Sucrose is widely used as a standard carbon source for plant tissue culture, and different concentrations and different osmotic environments have been used. To the best of understanding till date, there are no reports on use of maltose as a carbon source in any members of Zingiberaceae. What is clear is that different carbon source is effective in supporting shoot multiplication probably due to the ability of this species to metabolize a wide variety of carbohydrates. Sugar at 2% concentration was also found to be satisfactory in micropropagation of Z. officinale earlier by Sharma and Singh (1995).
However higher concentration of sugar source has been found to be ideal for in vitro microrhizome production in Z. officinale (Sharma and Singh 1995; Zheng et al. 2008).
Increase in sugar concentration in the culture medium decreased the height of Curcuma plantlets significantly in current study. Hence, from the results of the study it can be concluded that maltose and sucrose are better carbon sources for in vitro micropropagation of the Zingiberaceae species in as low as 2% concentration.
The results obtained from RAPD profiling suggest that, in vitro regeneration and multiplication of C. longa, C. amada, Z. moran and Z. zerumbet using rhizome with axillary buds could be successfully used for rapid clonal propagation of these valuable medicinal plants with the least possibility of genetic variations. These can also be used as a source of disease free planting material for the farmers. The RAPD technique has been proved powerful in analyzing the genetic stability of regenerated plants in many other plant species (Rout and Das 2002; Lakshmanan et al. 2007). This is preferred over the other markers for cost effectiveness and simplicity and can be applied to rapid evaluation of genetic fidelity of micropropagated plants for the conservation of genetic richness.

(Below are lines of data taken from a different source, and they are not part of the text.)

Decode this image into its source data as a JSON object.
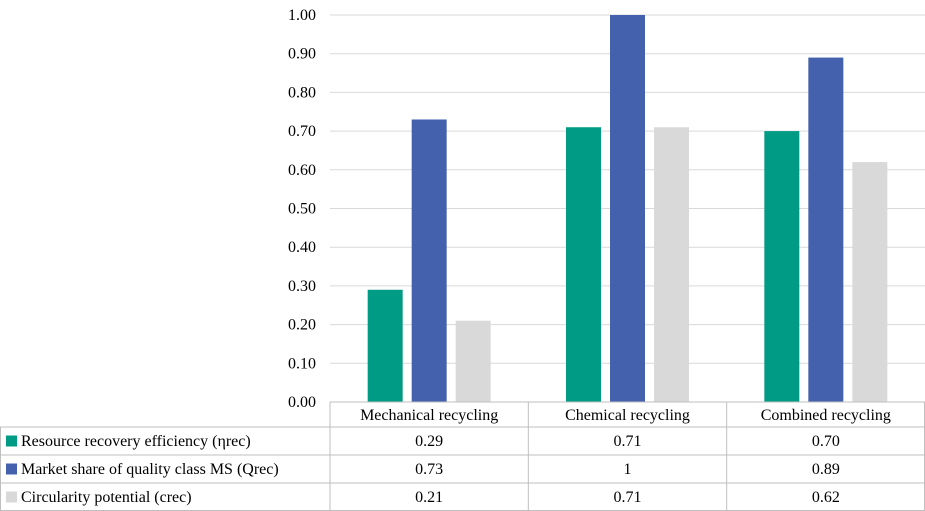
{
  "chart_data": {
    "type": "bar",
    "categories": [
      "Mechanical recycling",
      "Chemical recycling",
      "Combined recycling"
    ],
    "series": [
      {
        "name": "Resource recovery efficiency (ηrec)",
        "values": [
          0.29,
          0.71,
          0.7
        ],
        "color": "#009B84",
        "table_values": [
          "0.29",
          "0.71",
          "0.70"
        ]
      },
      {
        "name": "Market share of quality class MS (Qrec)",
        "values": [
          0.73,
          1,
          0.89
        ],
        "color": "#4361AD",
        "table_values": [
          "0.73",
          "1",
          "0.89"
        ]
      },
      {
        "name": "Circularity potential (crec)",
        "values": [
          0.21,
          0.71,
          0.62
        ],
        "color": "#D9D9D9",
        "table_values": [
          "0.21",
          "0.71",
          "0.62"
        ]
      }
    ],
    "ylim": [
      0,
      1.0
    ],
    "yticks": [
      "0.00",
      "0.10",
      "0.20",
      "0.30",
      "0.40",
      "0.50",
      "0.60",
      "0.70",
      "0.80",
      "0.90",
      "1.00"
    ],
    "grid": true,
    "legend": "data-table-below",
    "title": "",
    "xlabel": "",
    "ylabel": ""
  }
}
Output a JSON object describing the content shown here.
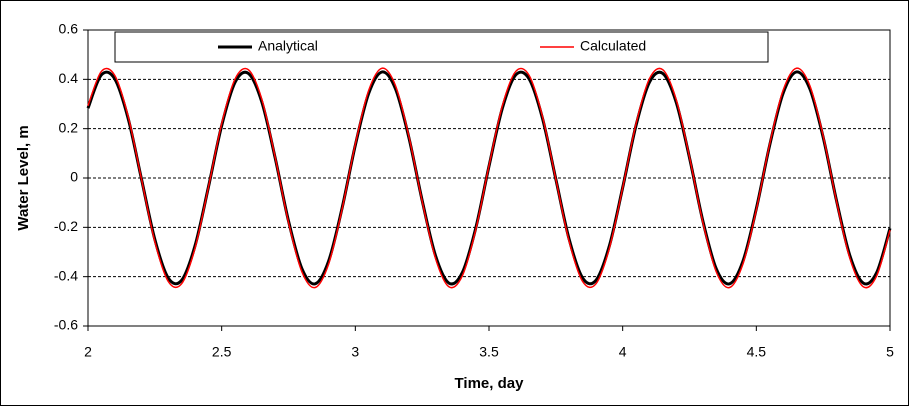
{
  "chart_data": {
    "type": "line",
    "xlabel": "Time, day",
    "ylabel": "Water Level, m",
    "x": [
      2,
      2.05,
      2.1,
      2.15,
      2.2,
      2.25,
      2.3,
      2.35,
      2.4,
      2.45,
      2.5,
      2.55,
      2.6,
      2.65,
      2.7,
      2.75,
      2.8,
      2.85,
      2.9,
      2.95,
      3,
      3.05,
      3.1,
      3.15,
      3.2,
      3.25,
      3.3,
      3.35,
      3.4,
      3.45,
      3.5,
      3.55,
      3.6,
      3.65,
      3.7,
      3.75,
      3.8,
      3.85,
      3.9,
      3.95,
      4,
      4.05,
      4.1,
      4.15,
      4.2,
      4.25,
      4.3,
      4.35,
      4.4,
      4.45,
      4.5,
      4.55,
      4.6,
      4.65,
      4.7,
      4.75,
      4.8,
      4.85,
      4.9,
      4.95,
      5
    ],
    "series": [
      {
        "name": "Analytical",
        "color": "#000000",
        "width": 3,
        "values": [
          0.283,
          0.418,
          0.402,
          0.242,
          -0.004,
          -0.249,
          -0.405,
          -0.415,
          -0.276,
          -0.039,
          0.212,
          0.388,
          0.424,
          0.309,
          0.082,
          -0.174,
          -0.367,
          -0.429,
          -0.337,
          -0.124,
          0.133,
          0.343,
          0.43,
          0.362,
          0.165,
          -0.091,
          -0.315,
          -0.426,
          -0.384,
          -0.205,
          0.048,
          0.283,
          0.418,
          0.402,
          0.242,
          -0.005,
          -0.249,
          -0.405,
          -0.415,
          -0.276,
          -0.039,
          0.213,
          0.388,
          0.424,
          0.308,
          0.082,
          -0.174,
          -0.368,
          -0.429,
          -0.337,
          -0.124,
          0.133,
          0.343,
          0.43,
          0.362,
          0.165,
          -0.092,
          -0.315,
          -0.426,
          -0.384,
          -0.204
        ]
      },
      {
        "name": "Calculated",
        "color": "#ff0000",
        "width": 1.5,
        "values": [
          0.293,
          0.432,
          0.416,
          0.251,
          -0.004,
          -0.258,
          -0.419,
          -0.429,
          -0.286,
          -0.04,
          0.22,
          0.401,
          0.439,
          0.32,
          0.085,
          -0.18,
          -0.38,
          -0.444,
          -0.349,
          -0.129,
          0.138,
          0.355,
          0.445,
          0.375,
          0.171,
          -0.094,
          -0.326,
          -0.441,
          -0.397,
          -0.212,
          0.05,
          0.293,
          0.432,
          0.416,
          0.25,
          -0.005,
          -0.258,
          -0.419,
          -0.429,
          -0.286,
          -0.04,
          0.22,
          0.402,
          0.439,
          0.319,
          0.085,
          -0.18,
          -0.38,
          -0.444,
          -0.348,
          -0.129,
          0.138,
          0.355,
          0.445,
          0.375,
          0.171,
          -0.095,
          -0.326,
          -0.441,
          -0.397,
          -0.211
        ]
      }
    ],
    "xlim": [
      2,
      5
    ],
    "xticks": [
      2,
      2.5,
      3,
      3.5,
      4,
      4.5,
      5
    ],
    "ylim": [
      -0.6,
      0.6
    ],
    "yticks": [
      -0.6,
      -0.4,
      -0.2,
      0,
      0.2,
      0.4,
      0.6
    ],
    "grid": true,
    "legend": "top"
  }
}
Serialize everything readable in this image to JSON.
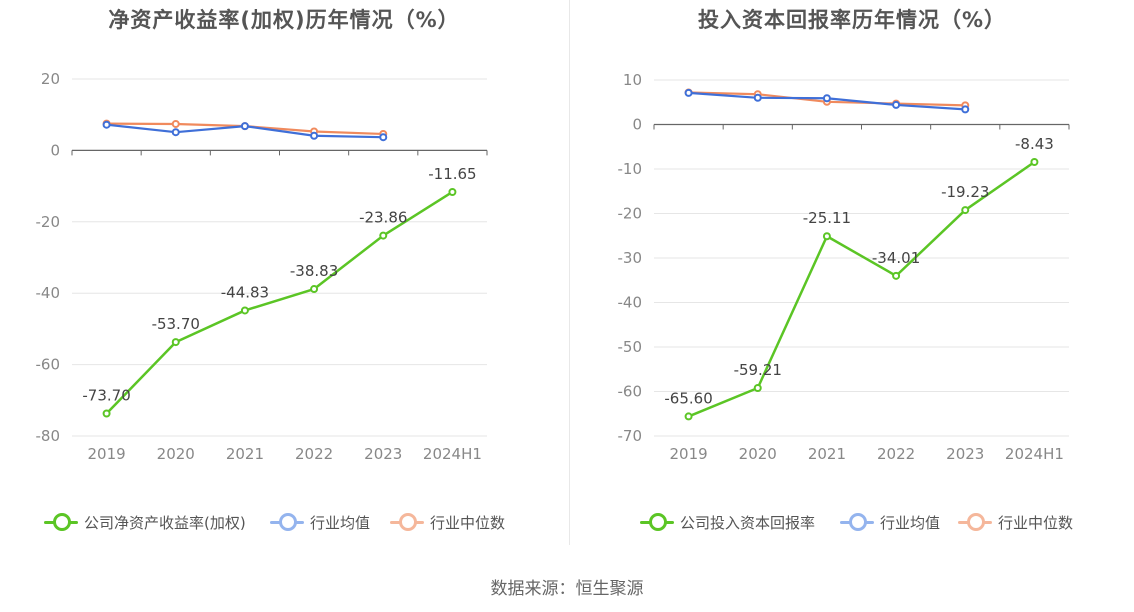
{
  "chart_data": [
    {
      "type": "line",
      "title": "净资产收益率(加权)历年情况（%）",
      "categories": [
        "2019",
        "2020",
        "2021",
        "2022",
        "2023",
        "2024H1"
      ],
      "ylim": [
        -80,
        20
      ],
      "yticks": [
        "20",
        "0",
        "-20",
        "-40",
        "-60",
        "-80"
      ],
      "ytick_values": [
        20,
        0,
        -20,
        -40,
        -60,
        -80
      ],
      "grid": true,
      "legend_position": "bottom",
      "series": [
        {
          "name": "公司净资产收益率(加权)",
          "color": "#5bc525",
          "values": [
            -73.7,
            -53.7,
            -44.83,
            -38.83,
            -23.86,
            -11.65
          ],
          "labels": [
            "-73.70",
            "-53.70",
            "-44.83",
            "-38.83",
            "-23.86",
            "-11.65"
          ]
        },
        {
          "name": "行业均值",
          "color": "#3f6fd8",
          "legend_color": "#94b4ee",
          "values": [
            7.2,
            5.1,
            6.8,
            4.1,
            3.7,
            null
          ]
        },
        {
          "name": "行业中位数",
          "color": "#f08a5d",
          "legend_color": "#f5b79b",
          "values": [
            7.5,
            7.4,
            6.8,
            5.3,
            4.6,
            null
          ]
        }
      ]
    },
    {
      "type": "line",
      "title": "投入资本回报率历年情况（%）",
      "categories": [
        "2019",
        "2020",
        "2021",
        "2022",
        "2023",
        "2024H1"
      ],
      "ylim": [
        -70,
        10
      ],
      "yticks": [
        "10",
        "0",
        "-10",
        "-20",
        "-30",
        "-40",
        "-50",
        "-60",
        "-70"
      ],
      "ytick_values": [
        10,
        0,
        -10,
        -20,
        -30,
        -40,
        -50,
        -60,
        -70
      ],
      "grid": true,
      "legend_position": "bottom",
      "series": [
        {
          "name": "公司投入资本回报率",
          "color": "#5bc525",
          "values": [
            -65.6,
            -59.21,
            -25.11,
            -34.01,
            -19.23,
            -8.43
          ],
          "labels": [
            "-65.60",
            "-59.21",
            "-25.11",
            "-34.01",
            "-19.23",
            "-8.43"
          ]
        },
        {
          "name": "行业均值",
          "color": "#3f6fd8",
          "legend_color": "#94b4ee",
          "values": [
            7.1,
            6.0,
            5.9,
            4.4,
            3.4,
            null
          ]
        },
        {
          "name": "行业中位数",
          "color": "#f08a5d",
          "legend_color": "#f5b79b",
          "values": [
            7.2,
            6.8,
            5.1,
            4.7,
            4.3,
            null
          ]
        }
      ]
    }
  ],
  "source_text": "数据来源：恒生聚源"
}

Tissue culture techniques have been applied typically when traditional methods of propagation have either failed or proved inadequate. Plant tissue culture techniques have been increasingly applied to many medicinal plants in particular for mass propagation,
conservation of germplasm, study and production of bioactive compounds, and for genetic improvement. Medicinal plants have vast genetic diversity, which is a valuable source of agronomic gene/s of interest for the future. Large-scale plant tissue culture is found to be an attractive alternative approach to the traditional methods of plantations, as it offers a controlled supply of bio-chemicals independent of plant availability and more consistent product quality (Kesari et al. 2010). Application of in vitro propagation techniques may help in the conservation of biodiversity of locally used medicinal plants.
Therefore, as a principal output of this chapter, the protocols have been standardized for mass propagation of the valuable medicinal herbs, C. longa, C. amada, Z. moran and Z.

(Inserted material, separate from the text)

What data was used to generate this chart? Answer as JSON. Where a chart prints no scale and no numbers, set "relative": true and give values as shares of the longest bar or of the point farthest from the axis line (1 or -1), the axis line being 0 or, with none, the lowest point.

zerumbet through shoot morphogenesis, as well as cyto-genetic purity was established for the in vitro raised plants by RAPD, SDS-PAGE profiling and chromosome counting.
Present study is a successful effort to optimize the in vitro protocols for direct plantlet regeneration, rapid multiplication and effective conservation of wild and domestic species of Curcuma and Zingiber. It is interesting to note that till date, there is no any report on the endemic plant species Z. moran. The results will surely contribute for further research and conservation of wild and endemic varieties of Zingiberaceae that are available in limited quantities. The improved in vitro propagation protocol for the conservation of wild but medicinally sound species of Zingiber from NE India reported here could be helpful for the endemic species of Z. moran in terms of conservation, utilization and pharmaceutical application.